The specific Constitutional provision Article 34 states that “…(ii) no monies shall be drawn from the treasure except in consequence of appropriations made by legislative enactment and upon warrant of the President; and no coin shall be minted or national currency issued except by the expressed authority of the Legislature. An annual statement and account of the expenditure of all public monies shall be submitted by the office of the President to the Legislature and published once a year…”
Members of Liberia’s Legislature are failing in their Constitutional duty and oversight to hold the President accountable for provision of the reports which are due quarterly. Four expenditure Reports are now delinquent.
Earlier this month and in open protest, a lawmaker from the southeast administrative district of River Gee County Francis Dopoh II, staged, a “walk out” of legislative plenary session at the Capitol. He later fired off a letter to the House Speaker in which he charged that “…the importance of these financial reports are intended to give this Honorable House an understanding of the performances of various budget lines and to help us guide the direction of the government’s fiscal stance…”

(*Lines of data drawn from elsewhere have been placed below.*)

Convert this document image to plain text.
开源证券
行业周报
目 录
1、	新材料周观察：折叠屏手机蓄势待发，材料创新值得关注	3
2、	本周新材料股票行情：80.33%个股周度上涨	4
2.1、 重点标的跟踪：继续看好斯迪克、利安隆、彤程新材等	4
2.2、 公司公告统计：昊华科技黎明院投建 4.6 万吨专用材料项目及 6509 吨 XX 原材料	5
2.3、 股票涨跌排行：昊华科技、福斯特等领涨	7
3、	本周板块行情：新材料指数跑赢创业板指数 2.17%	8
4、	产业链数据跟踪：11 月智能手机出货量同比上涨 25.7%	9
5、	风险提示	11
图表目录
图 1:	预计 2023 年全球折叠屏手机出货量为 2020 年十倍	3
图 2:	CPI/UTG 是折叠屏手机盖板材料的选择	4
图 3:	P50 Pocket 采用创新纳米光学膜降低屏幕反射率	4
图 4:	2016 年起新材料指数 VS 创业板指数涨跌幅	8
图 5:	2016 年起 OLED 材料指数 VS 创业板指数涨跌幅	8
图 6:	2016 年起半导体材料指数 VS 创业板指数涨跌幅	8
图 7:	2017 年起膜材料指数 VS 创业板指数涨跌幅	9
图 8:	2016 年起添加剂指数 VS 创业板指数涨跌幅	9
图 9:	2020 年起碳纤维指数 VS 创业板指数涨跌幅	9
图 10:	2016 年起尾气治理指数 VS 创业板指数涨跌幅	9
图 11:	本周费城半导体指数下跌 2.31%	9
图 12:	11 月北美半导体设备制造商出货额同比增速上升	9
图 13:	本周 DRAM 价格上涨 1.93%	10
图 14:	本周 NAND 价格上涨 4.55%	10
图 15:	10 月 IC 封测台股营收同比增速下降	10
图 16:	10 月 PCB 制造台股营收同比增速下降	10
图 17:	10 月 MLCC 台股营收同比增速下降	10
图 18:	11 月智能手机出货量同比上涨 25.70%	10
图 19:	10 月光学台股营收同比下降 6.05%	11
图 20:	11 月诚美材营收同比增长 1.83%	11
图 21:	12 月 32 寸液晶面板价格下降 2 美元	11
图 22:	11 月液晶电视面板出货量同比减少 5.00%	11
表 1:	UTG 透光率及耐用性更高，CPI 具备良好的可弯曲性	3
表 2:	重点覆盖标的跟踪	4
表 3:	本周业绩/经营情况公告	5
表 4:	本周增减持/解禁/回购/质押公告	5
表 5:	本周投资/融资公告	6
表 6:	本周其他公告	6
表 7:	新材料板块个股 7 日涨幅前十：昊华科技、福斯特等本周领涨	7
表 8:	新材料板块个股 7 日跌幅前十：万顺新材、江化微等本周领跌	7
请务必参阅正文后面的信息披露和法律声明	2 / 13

Excerpt of CBL 2018 Revenue Publication
The Liberian Ministry of Finance and Development Planning oversees the budget preparation, execution and reporting processes, in close collaboration with the National Legislature; but has failed along with other government agencies to report to the President and National Legislature for over a year.

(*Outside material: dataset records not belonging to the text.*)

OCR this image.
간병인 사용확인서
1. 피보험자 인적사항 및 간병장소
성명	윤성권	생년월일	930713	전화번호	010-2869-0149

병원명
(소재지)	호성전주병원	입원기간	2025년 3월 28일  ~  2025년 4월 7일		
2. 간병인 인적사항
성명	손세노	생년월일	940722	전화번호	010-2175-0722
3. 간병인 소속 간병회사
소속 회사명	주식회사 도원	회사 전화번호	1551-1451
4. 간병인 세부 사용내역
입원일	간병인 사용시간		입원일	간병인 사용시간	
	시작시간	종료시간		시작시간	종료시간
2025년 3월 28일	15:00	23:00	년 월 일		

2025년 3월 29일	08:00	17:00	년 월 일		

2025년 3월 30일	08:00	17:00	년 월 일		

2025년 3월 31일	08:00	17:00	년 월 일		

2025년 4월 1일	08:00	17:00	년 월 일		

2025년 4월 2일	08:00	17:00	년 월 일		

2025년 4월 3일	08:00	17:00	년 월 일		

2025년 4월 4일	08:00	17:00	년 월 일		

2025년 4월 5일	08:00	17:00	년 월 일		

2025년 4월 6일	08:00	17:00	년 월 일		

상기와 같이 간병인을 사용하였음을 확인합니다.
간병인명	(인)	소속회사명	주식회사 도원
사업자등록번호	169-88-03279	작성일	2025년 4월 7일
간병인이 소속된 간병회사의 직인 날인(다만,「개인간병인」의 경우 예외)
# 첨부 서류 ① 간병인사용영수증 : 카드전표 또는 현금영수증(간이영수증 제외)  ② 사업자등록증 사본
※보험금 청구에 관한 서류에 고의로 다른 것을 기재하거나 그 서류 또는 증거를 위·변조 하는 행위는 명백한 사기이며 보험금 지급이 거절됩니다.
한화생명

Meantime, an inside source at the Liberia Revenue Authority (LRA), has disclosed that revenue collected over the final quarter of 2018 is still unaccounted for on the books of the country’s central bank.
Last August, the LRA announced that it actually collected USD $41.48 million, well above the USD $33.7 million which it says it targeted for collection. All revenue collected were within Liberia.

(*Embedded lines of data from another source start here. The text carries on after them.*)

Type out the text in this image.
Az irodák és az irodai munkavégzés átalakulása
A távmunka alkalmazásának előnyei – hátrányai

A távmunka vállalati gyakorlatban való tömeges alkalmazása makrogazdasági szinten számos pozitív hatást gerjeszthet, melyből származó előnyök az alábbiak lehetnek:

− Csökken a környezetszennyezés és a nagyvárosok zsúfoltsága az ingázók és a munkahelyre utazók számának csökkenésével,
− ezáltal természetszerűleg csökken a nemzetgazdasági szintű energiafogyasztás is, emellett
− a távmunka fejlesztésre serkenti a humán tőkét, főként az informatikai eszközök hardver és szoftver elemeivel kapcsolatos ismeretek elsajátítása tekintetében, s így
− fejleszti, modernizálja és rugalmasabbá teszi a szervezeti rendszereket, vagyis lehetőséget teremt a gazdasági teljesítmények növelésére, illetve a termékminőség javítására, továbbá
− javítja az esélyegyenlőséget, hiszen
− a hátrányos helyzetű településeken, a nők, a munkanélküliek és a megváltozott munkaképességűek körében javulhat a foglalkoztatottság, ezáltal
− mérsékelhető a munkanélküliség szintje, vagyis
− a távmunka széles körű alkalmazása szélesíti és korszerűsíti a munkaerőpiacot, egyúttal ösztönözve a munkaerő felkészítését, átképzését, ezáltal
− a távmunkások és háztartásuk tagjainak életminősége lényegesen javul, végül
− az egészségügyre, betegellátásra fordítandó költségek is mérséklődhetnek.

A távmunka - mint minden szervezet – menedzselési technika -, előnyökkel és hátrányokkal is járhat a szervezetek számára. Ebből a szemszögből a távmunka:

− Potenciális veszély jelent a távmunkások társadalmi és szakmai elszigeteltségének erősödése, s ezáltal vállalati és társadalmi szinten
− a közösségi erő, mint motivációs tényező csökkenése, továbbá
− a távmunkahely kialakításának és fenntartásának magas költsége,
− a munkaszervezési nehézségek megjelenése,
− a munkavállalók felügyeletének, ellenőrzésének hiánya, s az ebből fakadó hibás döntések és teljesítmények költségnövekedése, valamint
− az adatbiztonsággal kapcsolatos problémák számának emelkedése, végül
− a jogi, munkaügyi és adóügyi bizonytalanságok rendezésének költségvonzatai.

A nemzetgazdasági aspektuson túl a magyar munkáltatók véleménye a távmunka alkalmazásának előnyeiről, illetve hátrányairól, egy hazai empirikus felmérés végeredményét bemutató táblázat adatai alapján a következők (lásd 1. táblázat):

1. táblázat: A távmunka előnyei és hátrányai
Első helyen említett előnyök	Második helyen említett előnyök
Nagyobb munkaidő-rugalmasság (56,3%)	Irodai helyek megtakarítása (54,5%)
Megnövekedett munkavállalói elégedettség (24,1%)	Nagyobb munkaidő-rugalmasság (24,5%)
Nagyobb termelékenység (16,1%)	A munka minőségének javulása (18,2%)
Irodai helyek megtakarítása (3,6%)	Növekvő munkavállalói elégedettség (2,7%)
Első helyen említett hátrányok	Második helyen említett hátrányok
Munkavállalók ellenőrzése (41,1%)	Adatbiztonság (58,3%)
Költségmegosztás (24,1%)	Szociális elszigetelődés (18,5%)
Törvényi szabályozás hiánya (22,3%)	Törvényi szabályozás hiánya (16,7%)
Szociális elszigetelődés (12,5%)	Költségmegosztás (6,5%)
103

The source who is intimately knowledgeable about the non-reporting of millions of USD revenue still do not show as “inflow” or “deposit” from the LRA and no credible system exist at the Central Bank of Liberia (CBL) to transparently account for monies received. The Liberian Financial Statistics bulletin published by the CBL for Sept-October, 2018 reveals Revenue and Non-Tax Revenue sources for the Government for the period between July – October showed a total of an estimated USD $24.4 million.
There is no reporting for the period between October – December, 2018 nor any record of the $$41.48 million reported as revenue collected by the LRA.
The LRA says its mission is to “ professionally, fairly, transparently and effectively collect lawful revenues; facilitate legitimate trade and social protection for the people of Liberia.
CPA Aaron Wleh
A Liberian Certified Public Accountant (CPA) Mr. Aaron Wleh, based in Massachusetts the U.S., when contacted, questioned the accounting and bookkeeping regime of Liberia’s Central Bank. “This is not an accounting error. The monies are either at the bank or missing and squandered and must be accounted for And I don’t see where the Bank believes it has an obligation to accurately report on its books,” Mr. Wleh noted.
A Liberian Management scientist Dr. A. Joel King based in New Jersey, U.S. recommended that the CBL initiate a system to report monthly on its revenue sources, balance sheet and statement of cash. “An accurate system of reporting that meets international best practices is needed at the CBL,’ Dr. King said.
Liberia’s economy is under serious stress and the Government has come under heavy criticisms by citizens and international partners for lack of transparency in the management of resources and pervasive graft.
Most major financial defenses are lacking due to lack of technical capacity and infrastructure which are hampering Government’s ability to improve its financial governance system.